The clouds were highlighted in a map covering the entire sky which was developed Tobias Westmeier, of the University of Western Australia, and published this week in the journal Monthly Notices of the Royal Astronomical Society, per the International Center for Radio Astronomy Research.
"These gas clouds are moving towards or away from us at speeds of up to a few hundred kilometers per second," Westmeier said. "They are clearly separate objects."
Westmeier's research used data from the HI4PI survey, a study of the entire sky made public in late 2016, according to the ICRAR. The survey combined observations from the Parkes Observatory in Australia and the Effelsberg 100-meter Radio Telescope.

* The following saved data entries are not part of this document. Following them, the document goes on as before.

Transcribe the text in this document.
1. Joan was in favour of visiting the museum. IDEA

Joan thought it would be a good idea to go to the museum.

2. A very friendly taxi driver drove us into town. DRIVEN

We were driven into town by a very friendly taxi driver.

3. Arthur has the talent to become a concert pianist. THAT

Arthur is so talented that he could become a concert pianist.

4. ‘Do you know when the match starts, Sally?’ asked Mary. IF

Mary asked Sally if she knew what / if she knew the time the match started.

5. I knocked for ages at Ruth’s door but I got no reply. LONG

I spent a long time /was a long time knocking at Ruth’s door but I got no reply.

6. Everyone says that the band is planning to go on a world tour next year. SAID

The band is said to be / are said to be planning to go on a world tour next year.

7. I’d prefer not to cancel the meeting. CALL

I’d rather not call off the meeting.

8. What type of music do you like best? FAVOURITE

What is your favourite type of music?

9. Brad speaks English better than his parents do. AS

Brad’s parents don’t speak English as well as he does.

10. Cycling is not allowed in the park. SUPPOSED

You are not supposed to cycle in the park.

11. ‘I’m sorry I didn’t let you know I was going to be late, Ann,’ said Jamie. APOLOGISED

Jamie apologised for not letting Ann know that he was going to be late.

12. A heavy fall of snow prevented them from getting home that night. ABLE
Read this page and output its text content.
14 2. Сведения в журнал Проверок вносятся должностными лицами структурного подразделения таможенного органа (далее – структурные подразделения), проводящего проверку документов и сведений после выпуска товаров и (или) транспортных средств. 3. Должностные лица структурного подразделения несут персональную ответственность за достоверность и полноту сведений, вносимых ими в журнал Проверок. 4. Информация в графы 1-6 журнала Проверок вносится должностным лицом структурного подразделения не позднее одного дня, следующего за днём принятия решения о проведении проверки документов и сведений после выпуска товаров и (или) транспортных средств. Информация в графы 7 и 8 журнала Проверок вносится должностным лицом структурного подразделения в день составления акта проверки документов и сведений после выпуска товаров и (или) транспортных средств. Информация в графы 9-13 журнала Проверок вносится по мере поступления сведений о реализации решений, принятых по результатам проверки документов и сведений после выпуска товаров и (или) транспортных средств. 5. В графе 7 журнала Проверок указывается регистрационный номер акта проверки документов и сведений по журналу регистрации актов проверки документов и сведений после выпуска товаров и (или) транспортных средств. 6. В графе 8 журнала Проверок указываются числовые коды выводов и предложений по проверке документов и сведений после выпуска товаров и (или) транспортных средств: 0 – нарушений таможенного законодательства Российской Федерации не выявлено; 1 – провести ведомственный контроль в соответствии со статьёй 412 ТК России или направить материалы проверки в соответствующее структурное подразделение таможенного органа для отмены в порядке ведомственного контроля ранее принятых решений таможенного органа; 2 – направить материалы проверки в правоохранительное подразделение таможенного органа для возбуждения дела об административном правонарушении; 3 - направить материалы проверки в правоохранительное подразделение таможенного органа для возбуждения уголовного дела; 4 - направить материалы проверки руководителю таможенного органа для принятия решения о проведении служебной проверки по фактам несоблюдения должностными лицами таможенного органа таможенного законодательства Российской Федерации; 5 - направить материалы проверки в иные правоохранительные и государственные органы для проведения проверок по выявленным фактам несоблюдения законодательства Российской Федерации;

"It's something that wasn't really visible in the past, and it could provide new clues about the origin of these clouds and the physical conditions within them," Westmeier said in the ICRAR statement.
"We know for certain the origin of one of the long trails of gas, known as the Magellanic Stream, because it seems to be connected to the Large and Small Magellanic Clouds, but all the rest, the origin is unknown," Westmeier continued.
The Hubble Space Telescope has spotted large formations of hydrogen gas in space in the past. In 2016, the telescope gave scientists a look at the massive cloud moving toward the Milky Way galaxy at 702,100 miles per hour with enough gas to create a burst of two million suns, according to Time magazine.
That cloud, though, was not predicted to reach the Milky Way galaxy for another 30 million years, Time reported.
Westmeier said researchers had struggled to agree on the location of the high-velocity clouds.
"We now know that the clouds are very close to the Milky Way, within about 30,000 light years of the disc," Westmeier said. "That means it's likely to either be gas that is falling into the Milky Way or outflows from the Milky Way itself.”